Gilberte Vanthorre (°1926)

"Si vous aviez dit à Gilberte, 14 ans, qu'elle aurait 96 ans dans la résidence James Ensor, elle aurait probablement été très choquée."
Gilberte Vanthorre Oude Foto

Gilberte Vanthorre est plus connue dans la Résidence James Ensor sous le surnom de Speedy. 

"Ce nom m’a été attribué à l'époque où je marchais encore avec mon déambulateur", explique Gilberte. "Je marchais si vite que personne ne pouvait me suivre. Une dame, un jour, a dit : "La revoilà, notre Speedy Gonzales", et depuis, le surnom est resté".

 

Si aujourd'hui, Gilberte est entourée de nombreux autres résidents, dans sa jeunesse, c’est plutôt calme à la maison : elle est enfant unique … mais pas désoeuvrée pour autant. 

"Mes parents avaient une entreprise de meubles. Il était logique que j'apprenne la comptabilité pour pouvoir travailler dans l'entreprise. Je faisais tout le travail de bureau et j'aidais même à vendre, dans le magasin. Tous les jours, même le dimanche !" 

Lorsque Gilberte se marie, son mari, Robert Gevaert (Bert), se joint à l’aventure : "Nous habitions chez mes parents et Bert aidait aussi au magasin de meubles."

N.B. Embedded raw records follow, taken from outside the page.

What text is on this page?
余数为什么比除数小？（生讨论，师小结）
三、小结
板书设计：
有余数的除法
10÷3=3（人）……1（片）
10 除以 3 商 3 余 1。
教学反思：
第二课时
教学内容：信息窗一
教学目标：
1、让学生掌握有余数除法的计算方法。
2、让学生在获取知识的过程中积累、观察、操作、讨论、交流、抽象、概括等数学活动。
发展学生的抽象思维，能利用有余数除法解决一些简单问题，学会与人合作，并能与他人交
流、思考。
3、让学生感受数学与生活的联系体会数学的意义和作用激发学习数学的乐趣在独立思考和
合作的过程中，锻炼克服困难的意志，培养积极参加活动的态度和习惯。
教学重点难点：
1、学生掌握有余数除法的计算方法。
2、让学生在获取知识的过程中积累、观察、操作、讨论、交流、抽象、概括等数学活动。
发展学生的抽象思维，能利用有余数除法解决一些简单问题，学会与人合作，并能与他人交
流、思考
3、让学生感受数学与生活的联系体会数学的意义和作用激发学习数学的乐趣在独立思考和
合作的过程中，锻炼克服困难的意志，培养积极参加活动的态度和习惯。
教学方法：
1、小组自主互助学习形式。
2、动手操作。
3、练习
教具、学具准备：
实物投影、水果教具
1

Gilberte rencontre Bert dans un club de théâtre à l’âge de dix-huit ans. "Bert venait de rentrer d'Allemagne, où il avait été déporté pendant deux ans", se souvient-elle. "Il était membre du club de théâtre que je venais de rejoindre. Ensemble, nous avons joué beaucoup de sketchs. Son groupe 'de Lachzaaiers' - dont je faisais également partie - était très connu à l'époque."

Bert compose également ses propres chansons. Par exemple, il écrit la chanson "Mien Zeekapiting", qui est maintenant chantée par Lucy Loes. À chaque représentation à la résidence, les soignants demandent ce disque pour Gilberte, en mémoire de son mari décédé en 2005.

96 ans de sagesse

Quel événement ou période historique vous a le plus marqué ? 

Pendant la guerre, la famille de Gilberte a connu des moments difficiles : le magasin de meubles est resté fermé pendant quatre ans, si bien que son père est allé travailler ailleurs pour qu'il y ait encore du pain sur la table. Et vous pouvez le prendre au pied de la lettre, car à l'époque, il s'agissait vraiment de chercher de la nourriture. "Mon père a alors commencé à "cuire à la vapeur" le hareng et à le vendre, raconte Gilberte, même si c'était plutôt du troc contre d'autres produits comme le beurre, le fromage ou un bon sandwich."

Les jeunes devaient également s'assurer qu'il y avait de la nourriture : "Nous allions donc à vélo chez les agriculteurs pour leur acheter du beurre ou des pommes de terre. Mais il fallait faire très attention, car les Allemands vous arrêtaient. Si vous n'aviez pas de laissez-passer, vous n'étiez pas autorisé à continuer votre chemin ou vous aviez une amende. Mais ils prenaient quand même notre nourriture ! Dans les rues, pourtant, les gens s'entraidaient : ils se tenaient devant leurs portes et faisaient des signes pour que je puisse contourner les contrôles et que je puisse reprendre le vélo, bien loin des Allemands."

"Lorsque la guerre s'est terminée, tous mes amis ont poursuivi leurs études dans une école normale, mais j'ai dû retourner immédiatement à l'entreprise de mes parents. J'aurai aimé poursuivre mes études pour devenir professeur."

Quelles similitudes et différences remarquez-vous entre avant et aujourd'hui ? 

"J'ai l'impression que les enfants d'aujourd'hui sont trop gâtés : ils obtiennent tout ce qu'ils veulent - et ils ont leur mot à dire ! Quand j'étais enfant, nous n'avions pas voix au chapitre. De toute manière, même si on parlait, on ne nous écoutait pas. Nos (grands)parents décidaient de tout. Je ne dis pas que ça doit redevenir comme dans l’ancien temps, mais il faudrait un juste milieu ..."

Quel bon conseil donneriez-vous aux jeunes d'aujourd'hui ?

"Le conseil que je donnerais aux jeunes est d'essayer de respecter les règles que les parents leur fixent. Par exemple, si vos parents vous demandent de rentrer à midi, vous ne devez pas rentrer une heure plus tard."